Commercially available generative AI attempts to sidestep the issue of problematic output by banning certain words to be used in prompts. Artists like Stephanie Dinkins [challenge the refusal of Midjourney to depict slave ships](https://www.nytimes.com/2023/07/04/arts/design/black-artists-bias-ai.html#:~:text=Artists Say A.I.-,Shows Bias%2C With Algorithms Erasing Their History,perpetuate discrimination and need improvement.&text=The artist Stephanie Dinkins has,in her Brooklyn-based practice.) by asking, “what is this technology doing to history?” Similarly, the anonymous artist OONA, speaking on a later panel, mentioned an artist who explores the role of coded language in subjugated communities by using queer vernacular to bypass content moderation.
These examples demonstrate that no matter how familiar AI becomes with what we as a society deem acceptable, a human element will be required to prevent genuine harm. It’s a topic being tackled from various perspectives – the creation of consensual, ethical training algorithms via exactly.ai or the consent layer introduced to AI training by organisations like Holly Herndon and Mathew Drayhurt’s Spawning come to mind – and will continue to be hotly debated as technology advances and becomes available on a mass scale.
Collective consciousness vs ownership
The artist’s relationship with AI raises another conflict, namely that between AI’s “collective consciousness”, as Refik Anadol termed it, and individual authorship.

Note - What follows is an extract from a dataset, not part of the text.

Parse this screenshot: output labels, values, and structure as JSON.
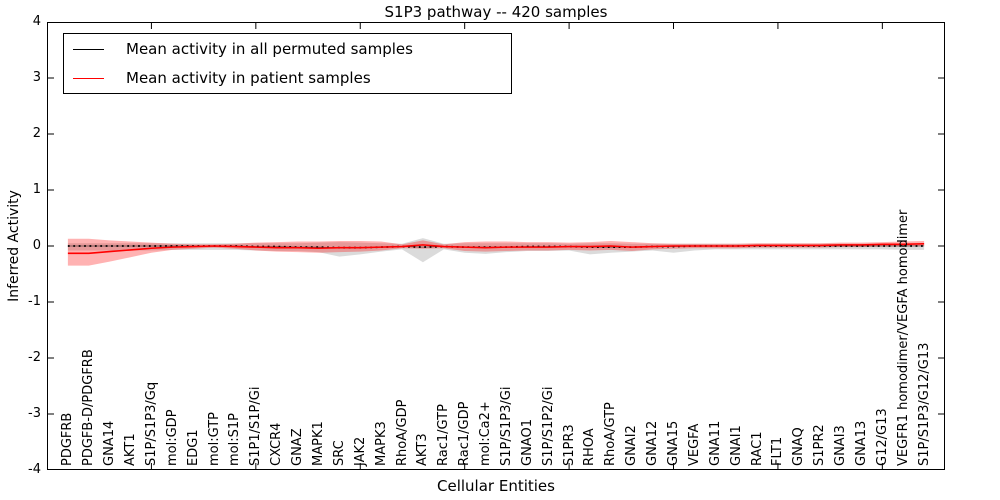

As artists pursue greater autonomy in their work, often by migrating to another emerging technology in the third iteration of the internet – “web3” – they encounter the paradox of establishing demonstrable ownership over a collectively generated output.
At the heart of this tension is the concept of provenance. Experiments like Holly Herndon’s Holly+, an AI trained voice based on Herndon’s own, and Mario Klingemann’s Botto, an algorithm positioned as an “autonomous artist”, illustrate the desire for creators for attribution. Both are governed by a decentralised autonomous organisation (DAO), though in the case of Holly+, Herndon holds veto rights.

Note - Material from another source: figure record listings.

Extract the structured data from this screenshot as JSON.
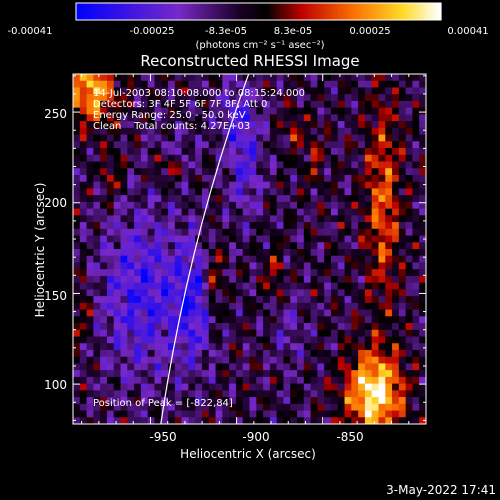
{
  "chart_data": {
    "type": "heatmap",
    "title": "Reconstructed RHESSI Image",
    "xlabel": "Heliocentric X (arcsec)",
    "ylabel": "Heliocentric Y (arcsec)",
    "xlim": [
      -995,
      -790
    ],
    "ylim": [
      78,
      271
    ],
    "xticks": [
      "-950",
      "-900",
      "-850"
    ],
    "yticks": [
      "100",
      "150",
      "200",
      "250"
    ],
    "colorbar": {
      "ticks": [
        "-0.00041",
        "-0.00025",
        "-8.3e-05",
        "8.3e-05",
        "0.00025",
        "0.00041"
      ],
      "units": "(photons cm⁻² s⁻¹ asec⁻²)",
      "range": [
        -0.00041,
        0.00041
      ]
    },
    "annotations": [
      "14-Jul-2003 08:10:08.000 to 08:15:24.000",
      "Detectors: 3F 4F 5F 6F 7F 8F, Att 0",
      "Energy Range: 25.0 - 50.0 keV",
      "Clean    Total counts: 4.27E+03"
    ],
    "peak_label": "Position of Peak = [-822,84]",
    "peak": [
      -822,
      84
    ],
    "grid": false
  },
  "footer": {
    "date": "3-May-2022 17:41"
  }
}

It’s primarily the legal issues surrounding AI algorithms fed on publicly available data that cause concern. In the “black box” that is machine learning, how can an artist know that their copyrighted work isn’t being used to train algorithms? One solution being explored is anchoring AI-generated artworks within a blockchain-based framework of ownership. Beyond the practical aspects of maintaining a record of provable ownership, preserving authenticity via immutability establishes trust and credibility, appealing to the principles of transparency heralded by a new generation of artists.